Volatility over U.S.-China trade war has advisors navigating headline risk

Volatility over U.S.-China trade war has advisors navigating headline risk
Mike Martin, Lexie Head, Austin Graff
Tensions over trade between the two superpowers is keeping wealth managers on their toes.
OCT 17, 2025

Headline risk over the U.S.–China trade conflict is keeping advisors on their toes as they try to navigate client portfolios safely through stepped up volatility.

President Trump’s warning of an additional 100% tariff on Chinese imports, a response to Beijing’s new rare-earth export controls, briefly sent technology and crypto-linked stocks tumbling last week before markets rebounded on hopes of de-escalation. The wild ride continued this week when Trump told reporters his spat with China over trade has already morphed into a full-blown trade war.

And all this posturing comes two weeks before the President is slated to meet Chinese President Xi Jinping, so wealth managers can look forward to more fireworks in the days ahead.

Austin Graff, chief investment officer at 49 Financial, for one, believes it’s important not to overreact to headlines, despite the outsized stakes. The best approach in his view is to remain diversified and consider shying away from exposures showing “excessive enthusiasm.” 

“Tech and growth stocks looked stretched from a valuation perspective. However, in the short run stock prices are more influenced by emotion than valuation,” Graff said.

Elsewhere, Lexie Head, founder and managing partner at Mercer Wealth Management, a Sanctuary Wealth partner firm, believes the current trade tensions may act as a catalyst for a near-term correction, creating opportunities to deploy cash that has been on the sidelines.

“While tech and growth stocks are due for a pullback, we remain bullish on the long-term potential of artificial intelligence and its transformative economic impact,” Head said.

Moving on, Andrew Graham, founder and portfolio manager at Jackson Square Capital, is telling clients to steer clear of unprofitable stocks due to the jittery market action. In addition, he recommends they set stop losses on individual positions, and watch for levels where systematic funds might start cutting back on long equity exposure.
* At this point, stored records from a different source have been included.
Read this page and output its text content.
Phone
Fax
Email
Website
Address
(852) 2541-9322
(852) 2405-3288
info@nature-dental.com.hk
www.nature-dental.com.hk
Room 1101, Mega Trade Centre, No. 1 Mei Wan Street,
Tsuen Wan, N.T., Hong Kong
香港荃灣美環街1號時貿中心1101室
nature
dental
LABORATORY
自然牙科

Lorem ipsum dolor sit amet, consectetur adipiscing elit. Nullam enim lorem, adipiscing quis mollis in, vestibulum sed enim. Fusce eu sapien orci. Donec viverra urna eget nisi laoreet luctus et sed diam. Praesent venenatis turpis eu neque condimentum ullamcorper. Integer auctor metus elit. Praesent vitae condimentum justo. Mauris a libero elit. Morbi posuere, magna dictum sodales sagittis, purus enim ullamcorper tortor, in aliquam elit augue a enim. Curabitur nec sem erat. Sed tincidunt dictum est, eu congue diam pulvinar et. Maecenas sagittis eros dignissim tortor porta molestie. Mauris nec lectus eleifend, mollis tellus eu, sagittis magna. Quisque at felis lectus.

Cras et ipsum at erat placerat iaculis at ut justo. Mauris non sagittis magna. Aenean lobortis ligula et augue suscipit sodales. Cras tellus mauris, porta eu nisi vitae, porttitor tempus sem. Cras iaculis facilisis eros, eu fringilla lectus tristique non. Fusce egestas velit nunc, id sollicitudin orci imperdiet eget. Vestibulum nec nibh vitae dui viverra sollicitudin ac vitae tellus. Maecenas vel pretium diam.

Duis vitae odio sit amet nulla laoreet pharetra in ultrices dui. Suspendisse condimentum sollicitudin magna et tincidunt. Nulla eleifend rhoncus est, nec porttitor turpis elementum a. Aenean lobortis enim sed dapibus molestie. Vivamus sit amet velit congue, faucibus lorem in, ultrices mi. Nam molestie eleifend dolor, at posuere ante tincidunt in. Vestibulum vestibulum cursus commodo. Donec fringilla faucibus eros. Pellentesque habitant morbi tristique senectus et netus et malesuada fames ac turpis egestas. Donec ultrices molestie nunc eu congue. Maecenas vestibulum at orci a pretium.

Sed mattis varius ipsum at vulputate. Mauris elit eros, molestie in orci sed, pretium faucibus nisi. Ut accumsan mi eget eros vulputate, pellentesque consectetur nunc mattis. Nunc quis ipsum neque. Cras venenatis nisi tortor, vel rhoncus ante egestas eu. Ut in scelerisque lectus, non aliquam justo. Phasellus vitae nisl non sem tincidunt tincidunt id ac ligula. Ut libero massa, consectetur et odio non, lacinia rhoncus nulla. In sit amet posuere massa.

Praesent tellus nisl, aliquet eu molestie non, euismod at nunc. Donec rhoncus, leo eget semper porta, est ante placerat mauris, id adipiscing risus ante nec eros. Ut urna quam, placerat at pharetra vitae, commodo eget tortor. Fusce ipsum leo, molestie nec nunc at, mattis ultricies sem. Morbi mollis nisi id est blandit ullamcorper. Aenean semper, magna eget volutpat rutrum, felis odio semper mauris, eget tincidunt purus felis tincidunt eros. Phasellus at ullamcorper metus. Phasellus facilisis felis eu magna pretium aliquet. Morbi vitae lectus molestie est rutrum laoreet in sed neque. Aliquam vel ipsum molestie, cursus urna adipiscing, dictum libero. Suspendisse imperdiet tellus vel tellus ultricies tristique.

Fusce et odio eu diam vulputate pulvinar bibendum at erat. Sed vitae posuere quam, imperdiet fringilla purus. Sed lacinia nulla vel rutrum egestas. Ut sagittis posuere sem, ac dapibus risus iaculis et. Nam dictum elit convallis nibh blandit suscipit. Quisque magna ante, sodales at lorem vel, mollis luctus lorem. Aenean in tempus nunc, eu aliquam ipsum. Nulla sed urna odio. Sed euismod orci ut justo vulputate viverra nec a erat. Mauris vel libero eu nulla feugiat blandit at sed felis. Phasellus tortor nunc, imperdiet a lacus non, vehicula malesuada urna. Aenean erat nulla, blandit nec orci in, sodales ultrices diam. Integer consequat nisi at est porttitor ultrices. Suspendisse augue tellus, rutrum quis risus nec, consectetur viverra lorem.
“Among discretionary investors, long equity positioning is hovering just above neutral, while the positioning of systematic traders and volatility control funds appear close to full,” Graham said.

Mike Martin, vice president of market strategy at TradingBlock, says investors with shorter time horizons need to stay “incredibly agile” in this market due to the U.S.-China trade battle. Nevertheless, he still sees more upside for stocks before the rally sputters out.

With that said, however, he has been steadily moving a small portion of his portfolio into Treasuries on days when stocks hit new all-time highs because “being greedy rarely pays off.”

POLITICAL POSTURING OR WORSE 

The barbs between Washington and Beijing is also forcing advisors to determine whether this back and forth is short-term political posturing, or a new phase of economic nationalism that could reshape long-term asset allocation strategies.

Graff, for one, sees a period of deglobalization ahead, where countries are more focused on local production and supply chain stability than they are on lowest cost of production. 

“This process has many ripple effects, however the outcome for our portfolios is that we are looking beyond the US for attractive opportunities. We are expecting non-US growth to accelerate off very low levels and US growth to decelerate from abnormally high levels,” Graff said.

Similarly, Graham, believes the U.S. trade agenda has entered a new phase under Trump which is far more than a bout of political posturing. The focus on reshoring manufacturing for national security reasons, countering perceived Chinese mercantilism, and addressing long-standing trade imbalances suggests a more structural shift, according to Graham.

He adds that it also seems increasingly likely that the U.S. Treasury will grow dependent on tariff revenues, further hardening stances.

Mercer Wealth’s Head, meanwhile, says trade policies and tariffs are likely to persist beyond the current administration and will influence global commerce long term. That said, she feels it’s also important to remember that political sentiment is cyclical.

“While these developments may inform strategic asset allocation, the environment does not yet warrant drastic shifts. Investors should remain vigilant, but focus on measured, strategic positioning,” Head said.

On the flip side, TradingBlock’s Martin dismisses all the recent noise across the Pacific as “short-term posturing.”

“I don’t think American voters have any desire for economic nationalism. In the long run, that’s all that matters,” Martin said.